Mais la mise en œuvre fut longue et complexe : désaccords administratifs, questions budgétaires, recherche de site, et controverses politiques autour de l’emplacement initial prévu à l’Hôtel de la Monnaie.
Finalement, MansA a trouvé un ancrage provisoire dans le 10ᵉ arrondissement, le temps de construire un projet pérenne d’ici 2027.
Depuis mai 2024, MansA dispose d’un statut juridique solide sous forme de Groupement d’Intérêt Public (GIP), réunissant l’État, le ministère de la Culture, l’Institut Français, le Centre Pompidou, Bpifrance et d’autres partenaires institutionnels et privés.
Un espace hybride : culture, innovation et inclusion
MansA ne se limite pas à un centre d’exposition : c’est une plateforme hybride pensée pour soutenir la création afrodescendante sous toutes ses formes.
Ses missions principales :
Donner la parole aux artistes, penseurs et entrepreneurs afrodescendants.
Créer des ponts entre les mondes culturels africains, européens et caribéens.

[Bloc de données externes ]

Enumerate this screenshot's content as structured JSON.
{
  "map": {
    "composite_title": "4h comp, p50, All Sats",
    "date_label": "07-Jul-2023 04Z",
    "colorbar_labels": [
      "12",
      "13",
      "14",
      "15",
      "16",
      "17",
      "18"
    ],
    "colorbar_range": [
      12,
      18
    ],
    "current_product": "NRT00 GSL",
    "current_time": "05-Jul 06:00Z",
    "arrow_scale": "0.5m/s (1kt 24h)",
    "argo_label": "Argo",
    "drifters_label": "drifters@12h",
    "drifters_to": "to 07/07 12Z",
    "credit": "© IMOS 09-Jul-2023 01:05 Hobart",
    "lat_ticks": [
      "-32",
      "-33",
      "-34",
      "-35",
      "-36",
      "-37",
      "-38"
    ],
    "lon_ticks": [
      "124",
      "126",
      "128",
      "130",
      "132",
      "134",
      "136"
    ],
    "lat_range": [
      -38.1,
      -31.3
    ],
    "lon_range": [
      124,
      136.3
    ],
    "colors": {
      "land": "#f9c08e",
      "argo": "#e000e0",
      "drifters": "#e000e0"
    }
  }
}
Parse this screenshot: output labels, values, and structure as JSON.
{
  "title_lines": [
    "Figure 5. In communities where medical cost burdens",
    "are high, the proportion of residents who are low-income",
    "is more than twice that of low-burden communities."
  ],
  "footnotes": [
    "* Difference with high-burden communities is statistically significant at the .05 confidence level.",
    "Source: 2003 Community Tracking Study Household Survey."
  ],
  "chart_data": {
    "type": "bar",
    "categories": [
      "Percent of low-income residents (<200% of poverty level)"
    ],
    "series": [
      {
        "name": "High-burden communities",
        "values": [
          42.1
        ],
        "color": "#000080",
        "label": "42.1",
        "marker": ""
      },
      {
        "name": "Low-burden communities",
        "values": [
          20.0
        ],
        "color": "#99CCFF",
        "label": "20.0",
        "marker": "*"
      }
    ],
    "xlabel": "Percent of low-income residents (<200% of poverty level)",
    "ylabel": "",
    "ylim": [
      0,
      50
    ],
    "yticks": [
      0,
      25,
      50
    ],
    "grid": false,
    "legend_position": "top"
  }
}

Soutenir la création contemporaine via des résidences, ateliers et incubateurs.
Favoriser le dialogue interculturel et la transmission auprès du grand public.
L’ambition est aussi économique : MansA souhaite accompagner les industries créatives africaines dans leur développement en France et en Europe, tout en stimulant les collaborations internationales.
Les défis à relever
Malgré l’enthousiasme suscité par son ouverture, la Maison des mondes africains devra relever plusieurs défis :
Assurer sa viabilité financière : le lieu fonctionne encore sous bail précaire et dépend en partie de financements publics limités.
Éviter la récupération politique : MansA doit rester un espace de liberté et de réflexion, pas une vitrine diplomatique.
S’ancrer durablement dans le paysage culturel parisien : l’enjeu sera de fidéliser son public tout en attirant les jeunes générations et les diasporas.
Préserver son identité : entre ouverture universelle et affirmation afrodescendante, l’équilibre reste délicat.
MansA, une maison pour demain
En donnant une place centrale à la parole afrodescendante, MansA représente bien plus qu’un nouveau lieu culturel : c’est un acte politique et symbolique fort.
Son ouverture marque une étape essentielle dans la reconnaissance des héritages africains et de leur rôle dans la construction du monde contemporain.
Si le pari est tenu, MansA pourrait devenir un modèle international, un carrefour entre mémoire, art et innovation.
Un lieu où les mondes africains ne sont plus regardés de l’extérieur, mais racontés par ceux qui les vivent et les inventent.